The location of the Maipo Valley between the cooling of the Pacific and the hot, incoming Andes Mountains makes one of the most perfect Mediterranean climates for Cabernet Sauvignon.
Fun facts about Cabernet Sauvignon:
Cabernet Sauvignon means ‘lost Cabernet,’ and the grape comes from France’s Department of Aquitaine (including Bordeaux).
In 1997, scientists at UC Davis (Carole Meredith and John Bowers) discovered that Cabernet Sauvignon was a son of Sauvignon Blanc (and Cabernet Franc). The leaves of Sauvignon Blanc look similar to Cabernet Sauvignon’s vines.

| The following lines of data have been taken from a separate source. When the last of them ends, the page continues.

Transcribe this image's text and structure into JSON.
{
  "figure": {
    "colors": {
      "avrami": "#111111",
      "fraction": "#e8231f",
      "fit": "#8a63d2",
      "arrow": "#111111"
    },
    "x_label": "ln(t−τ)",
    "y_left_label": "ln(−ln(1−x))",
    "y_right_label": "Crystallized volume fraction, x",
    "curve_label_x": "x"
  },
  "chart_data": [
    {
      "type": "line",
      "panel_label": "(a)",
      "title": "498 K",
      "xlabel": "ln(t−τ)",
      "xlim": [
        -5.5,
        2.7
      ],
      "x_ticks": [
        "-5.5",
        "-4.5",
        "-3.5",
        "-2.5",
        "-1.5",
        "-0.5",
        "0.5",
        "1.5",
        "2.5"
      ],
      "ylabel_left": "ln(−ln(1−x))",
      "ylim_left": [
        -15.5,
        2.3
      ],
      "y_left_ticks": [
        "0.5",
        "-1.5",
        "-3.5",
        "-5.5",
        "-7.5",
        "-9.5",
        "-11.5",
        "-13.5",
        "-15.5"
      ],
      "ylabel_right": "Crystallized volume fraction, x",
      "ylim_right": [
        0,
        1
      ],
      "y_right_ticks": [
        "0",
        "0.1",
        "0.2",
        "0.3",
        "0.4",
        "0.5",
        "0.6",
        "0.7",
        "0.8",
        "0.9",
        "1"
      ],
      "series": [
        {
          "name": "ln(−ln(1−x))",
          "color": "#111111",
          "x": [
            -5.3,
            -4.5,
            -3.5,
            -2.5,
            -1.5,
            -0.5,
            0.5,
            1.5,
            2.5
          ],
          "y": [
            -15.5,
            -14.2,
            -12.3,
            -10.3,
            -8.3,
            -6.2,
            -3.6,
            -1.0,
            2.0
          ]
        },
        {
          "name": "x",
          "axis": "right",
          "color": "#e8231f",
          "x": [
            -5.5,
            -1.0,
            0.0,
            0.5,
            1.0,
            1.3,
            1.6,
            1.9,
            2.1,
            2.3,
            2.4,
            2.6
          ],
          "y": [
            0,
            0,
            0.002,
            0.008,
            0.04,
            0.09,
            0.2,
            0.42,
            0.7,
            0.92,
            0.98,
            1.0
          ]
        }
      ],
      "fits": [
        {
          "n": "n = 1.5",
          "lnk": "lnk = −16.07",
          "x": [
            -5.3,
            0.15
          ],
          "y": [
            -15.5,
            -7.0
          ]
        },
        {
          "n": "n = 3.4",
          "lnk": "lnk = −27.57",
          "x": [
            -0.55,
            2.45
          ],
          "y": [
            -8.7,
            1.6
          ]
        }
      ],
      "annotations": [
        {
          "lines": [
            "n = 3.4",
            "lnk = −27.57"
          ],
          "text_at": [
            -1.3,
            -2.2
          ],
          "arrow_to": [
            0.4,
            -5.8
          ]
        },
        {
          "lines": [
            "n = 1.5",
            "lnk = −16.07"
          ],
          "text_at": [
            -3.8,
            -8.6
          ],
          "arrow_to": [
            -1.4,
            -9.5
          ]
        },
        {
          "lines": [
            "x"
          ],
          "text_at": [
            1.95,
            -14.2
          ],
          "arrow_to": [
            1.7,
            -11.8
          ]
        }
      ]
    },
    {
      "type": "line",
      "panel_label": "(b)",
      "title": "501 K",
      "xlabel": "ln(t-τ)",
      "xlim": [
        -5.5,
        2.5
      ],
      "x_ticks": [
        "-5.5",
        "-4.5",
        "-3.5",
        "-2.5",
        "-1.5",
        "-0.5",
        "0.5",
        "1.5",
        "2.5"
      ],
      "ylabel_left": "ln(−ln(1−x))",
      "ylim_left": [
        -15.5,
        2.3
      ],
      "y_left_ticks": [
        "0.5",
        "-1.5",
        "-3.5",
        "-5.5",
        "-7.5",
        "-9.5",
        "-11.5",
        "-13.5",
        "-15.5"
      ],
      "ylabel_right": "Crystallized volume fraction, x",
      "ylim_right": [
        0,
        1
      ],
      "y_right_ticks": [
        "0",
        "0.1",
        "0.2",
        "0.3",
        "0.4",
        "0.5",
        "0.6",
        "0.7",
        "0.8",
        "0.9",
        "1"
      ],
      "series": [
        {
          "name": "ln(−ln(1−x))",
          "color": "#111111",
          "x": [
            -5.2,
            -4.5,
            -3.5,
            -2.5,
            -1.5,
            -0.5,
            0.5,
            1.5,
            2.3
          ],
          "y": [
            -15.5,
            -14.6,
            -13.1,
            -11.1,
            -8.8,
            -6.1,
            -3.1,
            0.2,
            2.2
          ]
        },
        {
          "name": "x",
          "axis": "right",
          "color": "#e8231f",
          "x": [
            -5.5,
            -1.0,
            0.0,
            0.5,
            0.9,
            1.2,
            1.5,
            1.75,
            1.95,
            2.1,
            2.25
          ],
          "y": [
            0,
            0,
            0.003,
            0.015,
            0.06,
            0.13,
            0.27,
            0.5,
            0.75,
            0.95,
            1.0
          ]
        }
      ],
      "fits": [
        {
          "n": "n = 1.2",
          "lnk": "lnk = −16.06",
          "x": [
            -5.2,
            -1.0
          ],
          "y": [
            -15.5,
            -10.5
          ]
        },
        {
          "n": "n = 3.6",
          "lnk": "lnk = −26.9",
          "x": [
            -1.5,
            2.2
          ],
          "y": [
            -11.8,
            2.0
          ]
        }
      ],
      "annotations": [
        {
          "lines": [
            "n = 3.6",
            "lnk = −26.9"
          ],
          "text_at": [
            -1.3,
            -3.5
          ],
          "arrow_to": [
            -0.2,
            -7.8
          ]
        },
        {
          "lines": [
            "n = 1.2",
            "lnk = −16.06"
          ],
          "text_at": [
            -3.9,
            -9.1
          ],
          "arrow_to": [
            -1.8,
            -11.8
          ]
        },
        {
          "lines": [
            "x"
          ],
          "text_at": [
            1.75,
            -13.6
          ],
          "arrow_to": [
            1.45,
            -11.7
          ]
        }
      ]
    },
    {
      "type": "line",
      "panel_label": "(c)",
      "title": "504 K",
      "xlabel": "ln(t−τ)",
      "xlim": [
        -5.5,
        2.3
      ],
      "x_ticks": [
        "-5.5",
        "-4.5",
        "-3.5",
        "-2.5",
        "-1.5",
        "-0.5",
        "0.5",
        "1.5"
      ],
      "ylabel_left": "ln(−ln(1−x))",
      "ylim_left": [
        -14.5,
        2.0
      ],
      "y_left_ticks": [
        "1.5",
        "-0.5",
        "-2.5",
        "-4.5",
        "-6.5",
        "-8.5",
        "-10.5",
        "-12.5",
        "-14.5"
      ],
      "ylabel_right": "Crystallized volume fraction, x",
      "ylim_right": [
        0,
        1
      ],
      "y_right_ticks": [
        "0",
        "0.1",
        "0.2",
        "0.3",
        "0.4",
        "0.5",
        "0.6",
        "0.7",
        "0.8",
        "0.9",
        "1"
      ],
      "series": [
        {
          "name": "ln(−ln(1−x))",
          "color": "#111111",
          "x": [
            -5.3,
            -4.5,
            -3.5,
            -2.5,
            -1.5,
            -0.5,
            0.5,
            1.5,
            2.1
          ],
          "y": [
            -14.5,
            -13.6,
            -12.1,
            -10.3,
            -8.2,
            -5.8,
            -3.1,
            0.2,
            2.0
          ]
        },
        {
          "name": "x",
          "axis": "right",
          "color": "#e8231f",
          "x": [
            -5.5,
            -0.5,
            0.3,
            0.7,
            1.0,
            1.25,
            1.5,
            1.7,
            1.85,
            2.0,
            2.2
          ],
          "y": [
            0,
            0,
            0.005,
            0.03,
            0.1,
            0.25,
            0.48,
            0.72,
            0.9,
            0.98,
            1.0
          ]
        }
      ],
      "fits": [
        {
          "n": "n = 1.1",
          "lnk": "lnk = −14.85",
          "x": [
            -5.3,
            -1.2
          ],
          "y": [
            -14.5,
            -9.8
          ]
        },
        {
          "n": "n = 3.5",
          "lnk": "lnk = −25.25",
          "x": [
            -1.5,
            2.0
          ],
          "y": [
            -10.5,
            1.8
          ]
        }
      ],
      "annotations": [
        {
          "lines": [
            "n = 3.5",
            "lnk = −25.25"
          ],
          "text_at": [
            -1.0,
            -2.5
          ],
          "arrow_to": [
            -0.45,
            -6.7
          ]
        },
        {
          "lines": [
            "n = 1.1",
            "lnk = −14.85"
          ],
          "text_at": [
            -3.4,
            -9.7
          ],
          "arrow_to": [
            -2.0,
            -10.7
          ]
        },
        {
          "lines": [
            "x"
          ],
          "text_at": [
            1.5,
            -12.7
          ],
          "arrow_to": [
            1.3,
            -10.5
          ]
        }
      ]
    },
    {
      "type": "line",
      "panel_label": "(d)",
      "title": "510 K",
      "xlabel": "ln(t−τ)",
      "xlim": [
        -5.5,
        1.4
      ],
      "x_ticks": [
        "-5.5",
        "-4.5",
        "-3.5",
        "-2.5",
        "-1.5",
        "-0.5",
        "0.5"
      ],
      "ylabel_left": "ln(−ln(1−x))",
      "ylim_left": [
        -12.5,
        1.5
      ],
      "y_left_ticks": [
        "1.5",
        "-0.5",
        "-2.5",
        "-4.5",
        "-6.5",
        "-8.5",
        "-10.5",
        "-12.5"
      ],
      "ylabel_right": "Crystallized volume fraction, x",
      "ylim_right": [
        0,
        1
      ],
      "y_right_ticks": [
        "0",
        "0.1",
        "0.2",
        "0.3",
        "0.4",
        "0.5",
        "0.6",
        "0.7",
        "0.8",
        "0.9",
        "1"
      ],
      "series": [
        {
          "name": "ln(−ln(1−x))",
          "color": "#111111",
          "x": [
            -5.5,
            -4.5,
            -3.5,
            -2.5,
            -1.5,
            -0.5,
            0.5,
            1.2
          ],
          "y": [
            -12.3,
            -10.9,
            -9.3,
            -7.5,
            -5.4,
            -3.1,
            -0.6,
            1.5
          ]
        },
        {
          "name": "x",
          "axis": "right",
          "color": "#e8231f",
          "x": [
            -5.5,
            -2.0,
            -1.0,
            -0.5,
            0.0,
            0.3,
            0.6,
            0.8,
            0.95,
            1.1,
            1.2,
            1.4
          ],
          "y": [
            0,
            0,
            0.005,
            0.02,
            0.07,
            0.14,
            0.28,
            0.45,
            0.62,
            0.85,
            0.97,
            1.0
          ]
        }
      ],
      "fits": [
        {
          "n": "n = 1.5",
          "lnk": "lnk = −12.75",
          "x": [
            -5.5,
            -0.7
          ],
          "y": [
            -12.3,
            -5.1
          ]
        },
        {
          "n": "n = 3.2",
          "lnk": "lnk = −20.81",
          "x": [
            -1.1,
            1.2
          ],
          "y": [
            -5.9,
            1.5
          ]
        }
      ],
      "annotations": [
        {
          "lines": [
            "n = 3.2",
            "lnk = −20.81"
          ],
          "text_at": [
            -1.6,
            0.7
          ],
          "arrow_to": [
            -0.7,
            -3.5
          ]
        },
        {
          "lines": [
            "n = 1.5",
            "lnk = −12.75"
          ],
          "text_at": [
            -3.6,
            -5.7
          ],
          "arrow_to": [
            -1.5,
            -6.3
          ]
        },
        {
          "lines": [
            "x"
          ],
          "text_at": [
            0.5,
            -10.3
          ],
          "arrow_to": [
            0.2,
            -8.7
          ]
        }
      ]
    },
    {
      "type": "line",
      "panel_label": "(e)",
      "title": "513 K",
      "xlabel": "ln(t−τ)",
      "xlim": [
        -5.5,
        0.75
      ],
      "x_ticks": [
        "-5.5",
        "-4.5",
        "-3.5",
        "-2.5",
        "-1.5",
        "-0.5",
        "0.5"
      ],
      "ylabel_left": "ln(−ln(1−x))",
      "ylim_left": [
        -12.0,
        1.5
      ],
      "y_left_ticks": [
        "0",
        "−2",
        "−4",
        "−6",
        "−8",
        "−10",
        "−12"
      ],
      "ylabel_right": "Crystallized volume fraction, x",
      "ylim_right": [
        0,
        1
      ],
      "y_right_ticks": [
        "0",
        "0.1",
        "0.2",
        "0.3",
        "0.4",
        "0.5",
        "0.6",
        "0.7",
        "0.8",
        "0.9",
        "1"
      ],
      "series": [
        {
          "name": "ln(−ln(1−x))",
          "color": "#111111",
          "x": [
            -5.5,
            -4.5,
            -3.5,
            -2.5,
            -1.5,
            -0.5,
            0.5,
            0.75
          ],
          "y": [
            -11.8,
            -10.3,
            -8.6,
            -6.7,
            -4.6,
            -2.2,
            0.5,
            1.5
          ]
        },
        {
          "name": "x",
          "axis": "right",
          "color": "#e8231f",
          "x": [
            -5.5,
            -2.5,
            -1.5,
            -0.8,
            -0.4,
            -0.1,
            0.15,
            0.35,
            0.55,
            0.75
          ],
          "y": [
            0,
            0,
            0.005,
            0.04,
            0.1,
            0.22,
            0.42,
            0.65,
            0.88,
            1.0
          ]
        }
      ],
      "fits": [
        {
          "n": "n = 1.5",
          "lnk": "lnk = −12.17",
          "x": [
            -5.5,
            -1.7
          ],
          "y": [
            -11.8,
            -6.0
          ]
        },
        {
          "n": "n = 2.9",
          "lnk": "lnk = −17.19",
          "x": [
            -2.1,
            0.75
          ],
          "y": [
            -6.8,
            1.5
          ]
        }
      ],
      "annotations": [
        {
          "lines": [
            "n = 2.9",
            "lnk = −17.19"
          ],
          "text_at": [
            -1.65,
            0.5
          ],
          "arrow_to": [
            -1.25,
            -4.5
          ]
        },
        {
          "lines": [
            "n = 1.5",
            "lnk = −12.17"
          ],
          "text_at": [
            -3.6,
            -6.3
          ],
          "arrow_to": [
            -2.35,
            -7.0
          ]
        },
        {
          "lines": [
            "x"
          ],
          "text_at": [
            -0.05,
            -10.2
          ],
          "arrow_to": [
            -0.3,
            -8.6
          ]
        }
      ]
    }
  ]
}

He said no one thought a white grape could be the world’s parent of a red class.
Cabernet Sauvignon is associated with a slew of other grapes in Bordeaux, commonly referred to by people as ‘the variations of Bordeaux.’ These grapes incorporate Cabernet Franc, Merlot, Malbec , Carménère, and Sauvignon Blanc.
One of the interesting similarities shared in Bordeaux’s variations is the presence of a fragrant compound that is also found in green bells (called methoxypyrazine).
The other variations of Bordeaux are known to produce ‘green’ aromas from pyrazines. For many years, the compound of bell pepper has been considered a negative ‘green’ ingredient in Bordeaux wines. As it happened, many consumers like their wines to taste the fruit! Thus, viticulturists learned how to reduce ‘being green’ in alcohol along with special methods of reduction.